Primarily, identity is explored as something that social context can alter. Torn by civic riots and racial struggles, urbanity once lost its popularity in the mid 20th century. But when American economy became organized along industrial, capitalist lines, “America Falls in Love with Its Cities — Again,” observed the Saturday Review in 1978. Though Shepard did not show us Vince’s prior disposition, it can be implied by his family’s oblivion that urbanization posed significant threats to Vince’s personality, after his bonding with New York City for six years. Unable to evoke his families’ memories about him, he noted "I studied my face... as though I was looking at another man. Like a mummy's face.” (Shepard, 111) Family, a synonym for beacons in the dark, ironically detached him from himself, wherein Shepard used “mummy” as a manifestation of his internal void. He finally came back drunken and did not escape the fate of streams of not recognizing who his families were, carrying on a sense of continuity between generations. The dysfunctional familial relationship and the disparity between environments he lived contributed to Vince’s easily-diffused sense of self. Shelly, whom Dodge referred to as a "hoper" and a life-affirming person, once lost her rationality. After she revealed the dark secret, she emasculated Bradley by taking away his prosthetic leg, a breakdown of her intact innocence when entering the house, dreaming the dinner to be “a Norman Rockwell cover.” (Shepard, 39) The immorality she witnessed temporarily penetrated into her character.

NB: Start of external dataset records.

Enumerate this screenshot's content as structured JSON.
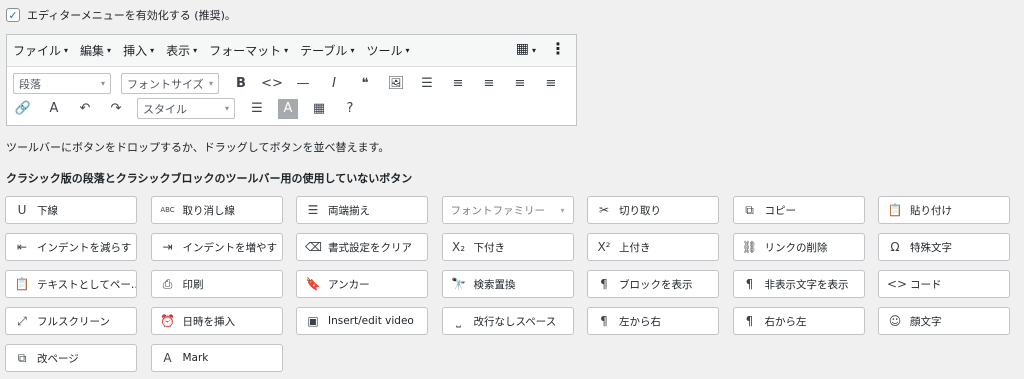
{
  "editor_menu_checkbox": {
    "checked_mark": "✓",
    "label": "エディターメニューを有効化する (推奨)。"
  },
  "editor": {
    "menus": [
      {
        "label": "ファイル",
        "name": "menu-file"
      },
      {
        "label": "編集",
        "name": "menu-edit"
      },
      {
        "label": "挿入",
        "name": "menu-insert"
      },
      {
        "label": "表示",
        "name": "menu-view"
      },
      {
        "label": "フォーマット",
        "name": "menu-format"
      },
      {
        "label": "テーブル",
        "name": "menu-table"
      },
      {
        "label": "ツール",
        "name": "menu-tools"
      }
    ],
    "caret": "▾",
    "table_icon": "▦",
    "kebab": "⋮",
    "paragraph_select": "段落",
    "font_size_select": "フォントサイズ",
    "style_select": "スタイル",
    "row1_icons": [
      {
        "glyph": "B",
        "name": "bold-icon"
      },
      {
        "glyph": "<>",
        "name": "code-icon"
      },
      {
        "glyph": "—",
        "name": "horizontal-line-icon"
      },
      {
        "glyph": "I",
        "name": "italic-icon"
      },
      {
        "glyph": "❝",
        "name": "blockquote-icon"
      },
      {
        "glyph": "🖼",
        "name": "image-icon"
      },
      {
        "glyph": "☰",
        "name": "bullet-list-icon"
      },
      {
        "glyph": "≡",
        "name": "numbered-list-icon"
      },
      {
        "glyph": "≡",
        "name": "align-left-icon"
      },
      {
        "glyph": "≡",
        "name": "align-center-icon"
      },
      {
        "glyph": "≡",
        "name": "align-right-icon"
      }
    ],
    "row2_left_icons": [
      {
        "glyph": "🔗",
        "name": "link-icon"
      },
      {
        "glyph": "A",
        "name": "text-color-icon"
      },
      {
        "glyph": "↶",
        "name": "undo-icon"
      },
      {
        "glyph": "↷",
        "name": "redo-icon"
      }
    ],
    "row2_right_icons": [
      {
        "glyph": "☰",
        "name": "toolbar-toggle-icon"
      },
      {
        "glyph": "A",
        "name": "background-color-icon"
      },
      {
        "glyph": "▦",
        "name": "table-icon"
      },
      {
        "glyph": "?",
        "name": "help-icon"
      }
    ]
  },
  "help_text": "ツールバーにボタンをドロップするか、ドラッグしてボタンを並べ替えます。",
  "unused_heading": "クラシック版の段落とクラシックブロックのツールバー用の使用していないボタン",
  "unused_buttons": [
    {
      "label": "下線",
      "icon": "U",
      "name": "underline-button",
      "icon_name": "underline-icon"
    },
    {
      "label": "取り消し線",
      "icon": "ABC",
      "name": "strikethrough-button",
      "icon_name": "strikethrough-icon"
    },
    {
      "label": "両端揃え",
      "icon": "☰",
      "name": "justify-button",
      "icon_name": "justify-icon"
    },
    {
      "label": "フォントファミリー",
      "icon": "",
      "name": "font-family-select",
      "icon_name": "chevron-down-icon",
      "is_select": true
    },
    {
      "label": "切り取り",
      "icon": "✂",
      "name": "cut-button",
      "icon_name": "scissors-icon"
    },
    {
      "label": "コピー",
      "icon": "⧉",
      "name": "copy-button",
      "icon_name": "copy-icon"
    },
    {
      "label": "貼り付け",
      "icon": "📋",
      "name": "paste-button",
      "icon_name": "clipboard-icon"
    },
    {
      "label": "インデントを減らす",
      "icon": "⇤",
      "name": "outdent-button",
      "icon_name": "outdent-icon"
    },
    {
      "label": "インデントを増やす",
      "icon": "⇥",
      "name": "indent-button",
      "icon_name": "indent-icon"
    },
    {
      "label": "書式設定をクリア",
      "icon": "⌫",
      "name": "clear-formatting-button",
      "icon_name": "eraser-icon"
    },
    {
      "label": "下付き",
      "icon": "X₂",
      "name": "subscript-button",
      "icon_name": "subscript-icon"
    },
    {
      "label": "上付き",
      "icon": "X²",
      "name": "superscript-button",
      "icon_name": "superscript-icon"
    },
    {
      "label": "リンクの削除",
      "icon": "⛓",
      "name": "unlink-button",
      "icon_name": "unlink-icon"
    },
    {
      "label": "特殊文字",
      "icon": "Ω",
      "name": "special-character-button",
      "icon_name": "omega-icon"
    },
    {
      "label": "テキストとしてペー…",
      "icon": "📋",
      "name": "paste-as-text-button",
      "icon_name": "paste-text-icon"
    },
    {
      "label": "印刷",
      "icon": "⎙",
      "name": "print-button",
      "icon_name": "printer-icon"
    },
    {
      "label": "アンカー",
      "icon": "🔖",
      "name": "anchor-button",
      "icon_name": "bookmark-icon"
    },
    {
      "label": "検索置換",
      "icon": "🔭",
      "name": "search-replace-button",
      "icon_name": "binoculars-icon"
    },
    {
      "label": "ブロックを表示",
      "icon": "¶",
      "name": "show-blocks-button",
      "icon_name": "pilcrow-icon"
    },
    {
      "label": "非表示文字を表示",
      "icon": "¶",
      "name": "show-invisibles-button",
      "icon_name": "pilcrow-invisible-icon"
    },
    {
      "label": "コード",
      "icon": "<>",
      "name": "code-button",
      "icon_name": "code-icon"
    },
    {
      "label": "フルスクリーン",
      "icon": "⤢",
      "name": "fullscreen-button",
      "icon_name": "fullscreen-icon"
    },
    {
      "label": "日時を挿入",
      "icon": "⏰",
      "name": "insert-datetime-button",
      "icon_name": "clock-icon"
    },
    {
      "label": "Insert/edit video",
      "icon": "▣",
      "name": "insert-video-button",
      "icon_name": "video-icon"
    },
    {
      "label": "改行なしスペース",
      "icon": "⎵",
      "name": "nonbreaking-space-button",
      "icon_name": "nbsp-icon"
    },
    {
      "label": "左から右",
      "icon": "¶",
      "name": "ltr-button",
      "icon_name": "ltr-icon"
    },
    {
      "label": "右から左",
      "icon": "¶",
      "name": "rtl-button",
      "icon_name": "rtl-icon"
    },
    {
      "label": "顔文字",
      "icon": "☺",
      "name": "emoticons-button",
      "icon_name": "smiley-icon"
    },
    {
      "label": "改ページ",
      "icon": "⧉",
      "name": "page-break-button",
      "icon_name": "page-break-icon"
    },
    {
      "label": "Mark",
      "icon": "A",
      "name": "mark-button",
      "icon_name": "highlight-icon"
    }
  ]
}
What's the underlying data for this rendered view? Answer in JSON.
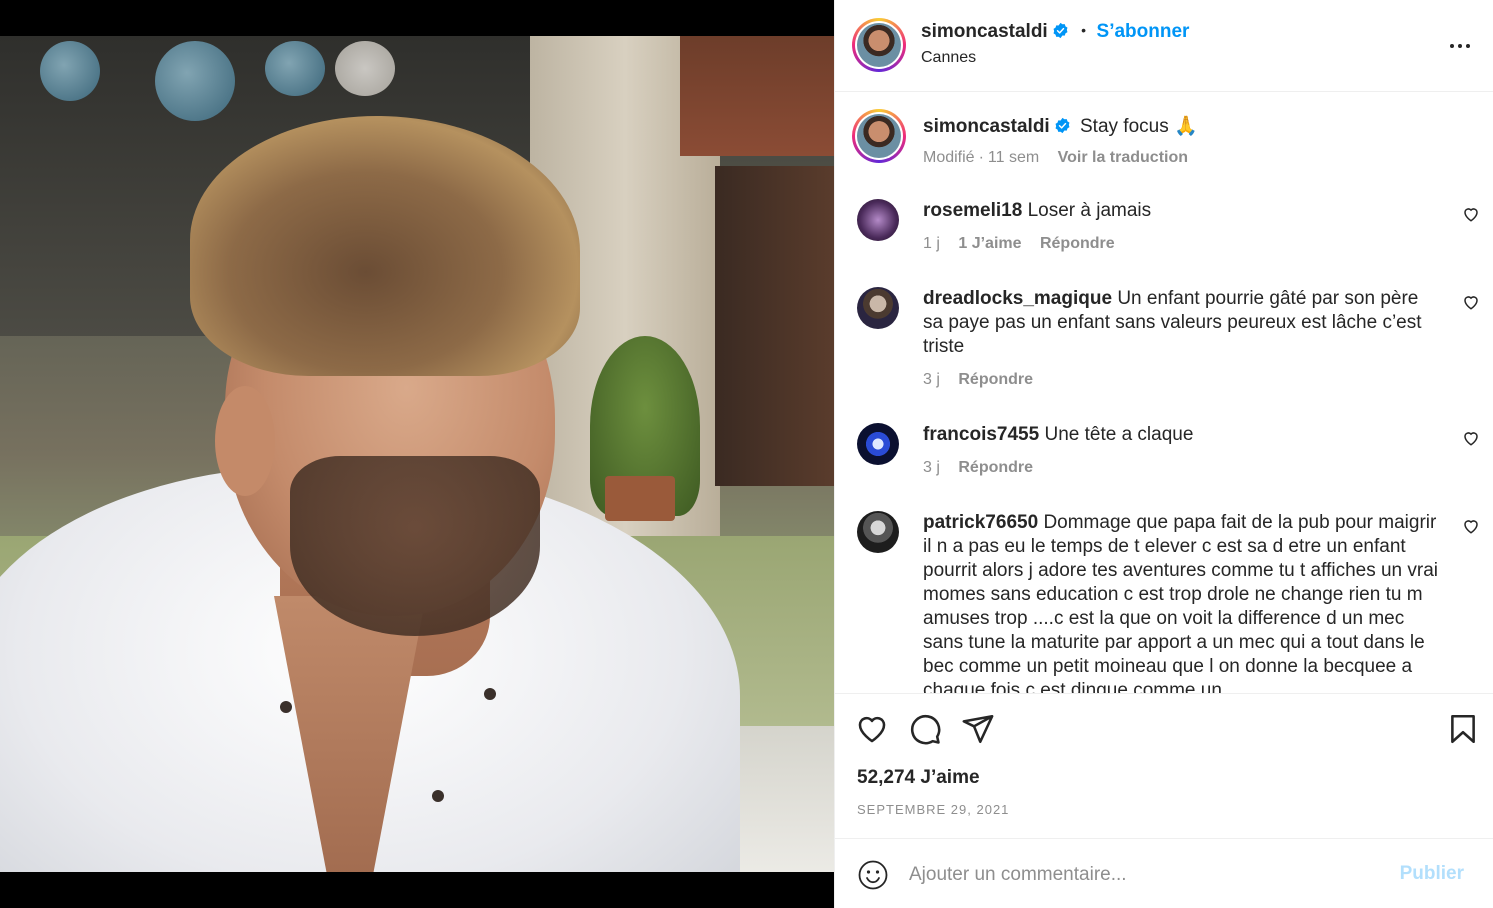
{
  "post": {
    "author": "simoncastaldi",
    "subscribe_label": "S’abonner",
    "dot": "•",
    "location": "Cannes",
    "caption_text": "Stay focus 🙏",
    "caption_meta_edited": "Modifié",
    "caption_meta_sep": "·",
    "caption_meta_time": "11 sem",
    "translate_label": "Voir la traduction",
    "more_icon": "more-horizontal-icon"
  },
  "comments": [
    {
      "username": "rosemeli18",
      "text": "Loser à jamais",
      "time": "1 j",
      "likes": "1 J’aime",
      "reply": "Répondre"
    },
    {
      "username": "dreadlocks_magique",
      "text": "Un enfant pourrie gâté par son père sa paye pas un enfant sans valeurs peureux est lâche c’est triste",
      "time": "3 j",
      "reply": "Répondre"
    },
    {
      "username": "francois7455",
      "text": "Une tête a claque",
      "time": "3 j",
      "reply": "Répondre"
    },
    {
      "username": "patrick76650",
      "text": "Dommage que papa fait de la pub pour maigrir il n a pas eu le temps de t elever c est sa d etre un enfant pourrit alors j adore tes aventures comme tu t affiches un vrai momes sans education c est trop drole ne change rien tu m amuses trop ....c est la que on voit la difference d un mec sans tune la maturite par apport a un mec qui a tout dans le bec comme un petit moineau que l on donne la becquee a chaque fois c est dingue comme un"
    }
  ],
  "actions": {
    "like_count": "52,274 J’aime",
    "date": "SEPTEMBRE 29, 2021"
  },
  "composer": {
    "placeholder": "Ajouter un commentaire...",
    "publish_label": "Publier"
  },
  "colors": {
    "accent": "#0095f6",
    "muted": "#8e8e8e",
    "publish_disabled": "#b2dffc"
  }
}
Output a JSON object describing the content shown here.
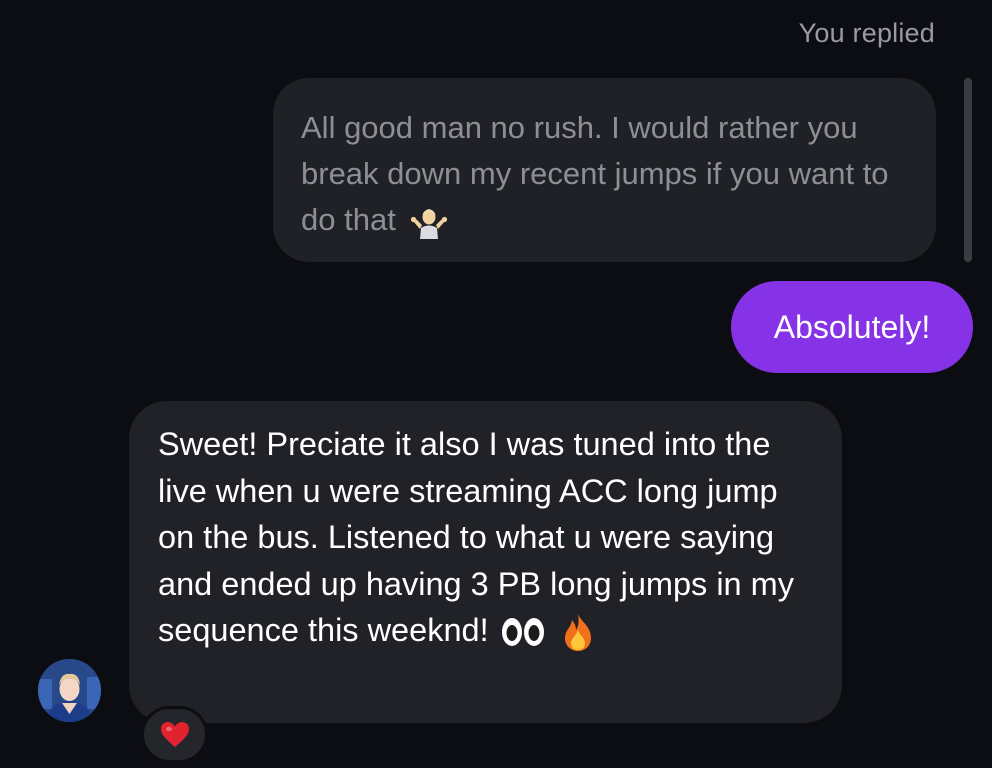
{
  "thread": {
    "reply_label": "You replied",
    "quoted_message": {
      "text": "All good man no rush. I would rather you break down my recent jumps if you want to do that",
      "emoji": "person-shrugging-emoji"
    },
    "sent_message": {
      "text": "Absolutely!",
      "color": "#8632e6"
    },
    "received_message": {
      "text": "Sweet! Preciate it also I was tuned into the live when u were streaming ACC long jump on the bus. Listened to what u were saying and ended up having 3 PB long jumps in my sequence this weeknd!",
      "emojis": [
        "eyes-emoji",
        "fire-emoji"
      ]
    },
    "sender_avatar": "avatar-photo",
    "reaction": {
      "emoji": "red-heart-emoji",
      "color": "#e0232e"
    }
  },
  "colors": {
    "background": "#0c0d12",
    "quoted_bubble": "#1f2126",
    "received_bubble": "#212227",
    "muted_text": "#8e8f95"
  }
}
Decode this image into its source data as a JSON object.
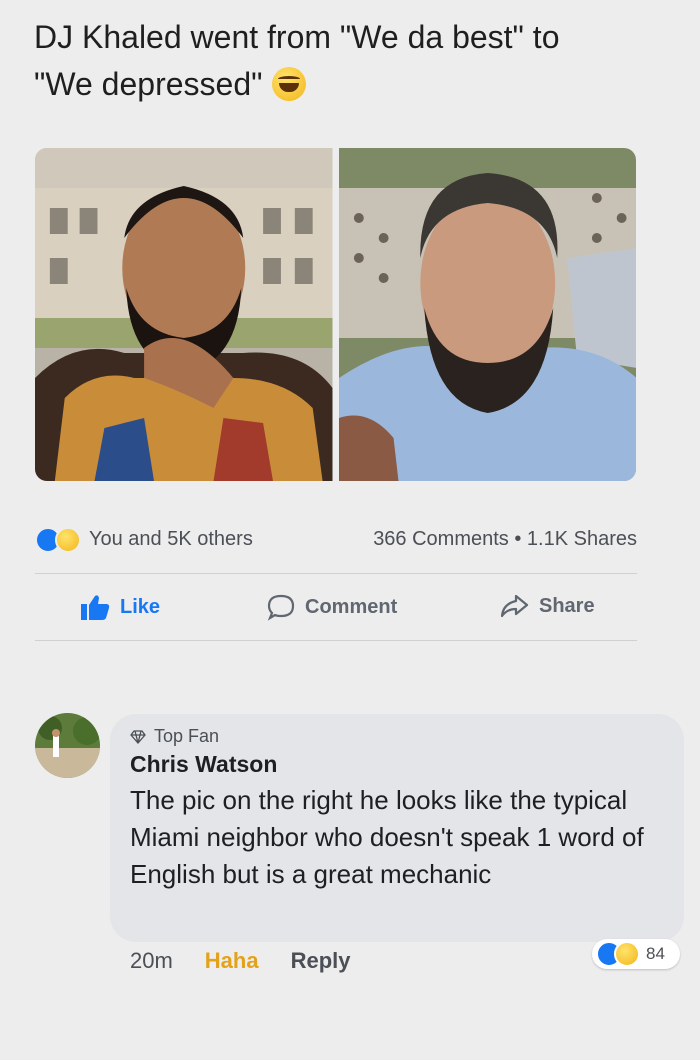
{
  "post": {
    "text_line1": "DJ Khaled went from \"We da best\" to",
    "text_line2": "\"We depressed\"",
    "emoji": "laughing-tears-emoji"
  },
  "stats": {
    "reactors": "You and 5K others",
    "comments_shares": "366 Comments • 1.1K Shares"
  },
  "actions": {
    "like": "Like",
    "comment": "Comment",
    "share": "Share"
  },
  "comment": {
    "badge": "Top Fan",
    "author": "Chris Watson",
    "text": "The pic on the right he looks like the typical Miami neighbor who doesn't speak 1 word of English but is a great mechanic",
    "time": "20m",
    "reaction_given": "Haha",
    "reply": "Reply",
    "reaction_count": "84"
  },
  "colors": {
    "like_blue": "#1877f2",
    "haha_yellow": "#e3a21a",
    "background": "#ededed",
    "bubble": "#e4e5e8"
  }
}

Unlike the inevitable forces that formed Vince’s and Shelly’s disorientation, other characters’ disillusionment derived from their intentional invention of identities, proving it to be something which cannot be pretended: Tilden, a formal all-American football player, returned as a worn-out man who could no longer function in society. Bradley, with one leg amputated, intimidated people and talked wildly to cover his inferiority. When they failed to maintain the glory of their disguised identities, both resorted into incapacitation: Tilden emotionally and Bradley physically. Similar to the sons’ failings to meet parental ideals of having them inherit family heir, American youngsters in the 1970s are fully aware of the nation’s obsessions with material prosperity, but few managed to transcend social classes or ethnic race. In a broader context, the unattainable American dream in the 1970s could be seen as a gigantic ‘Frankenstein’ that dehumanized people into monsters lack of intact minds.

In Buried Child, Dodge's death and Vince’s inheritance of the family affairs still left possibilities for salvation. After the revelation of the family’s filthy past, the remaining members reached some degree of redeemed unity where they bulldozed the deep-rooted guilt and put forth some self- recognition. The open ending gives important revelations about the identity crisis in the 21st century with information deluges, Artificial Intelligence, and declining moral rigidity: to stop escaping and try to reconcile with our past shall bring about wholesome self-recognition. In depicting the miniature of a depilated American family, Shepard explored identity disintegration as a result of societal context, familial breakdown and individual dishonesty, portraying it as something changeable but coherent, echoing his quest for authenticity and humanity.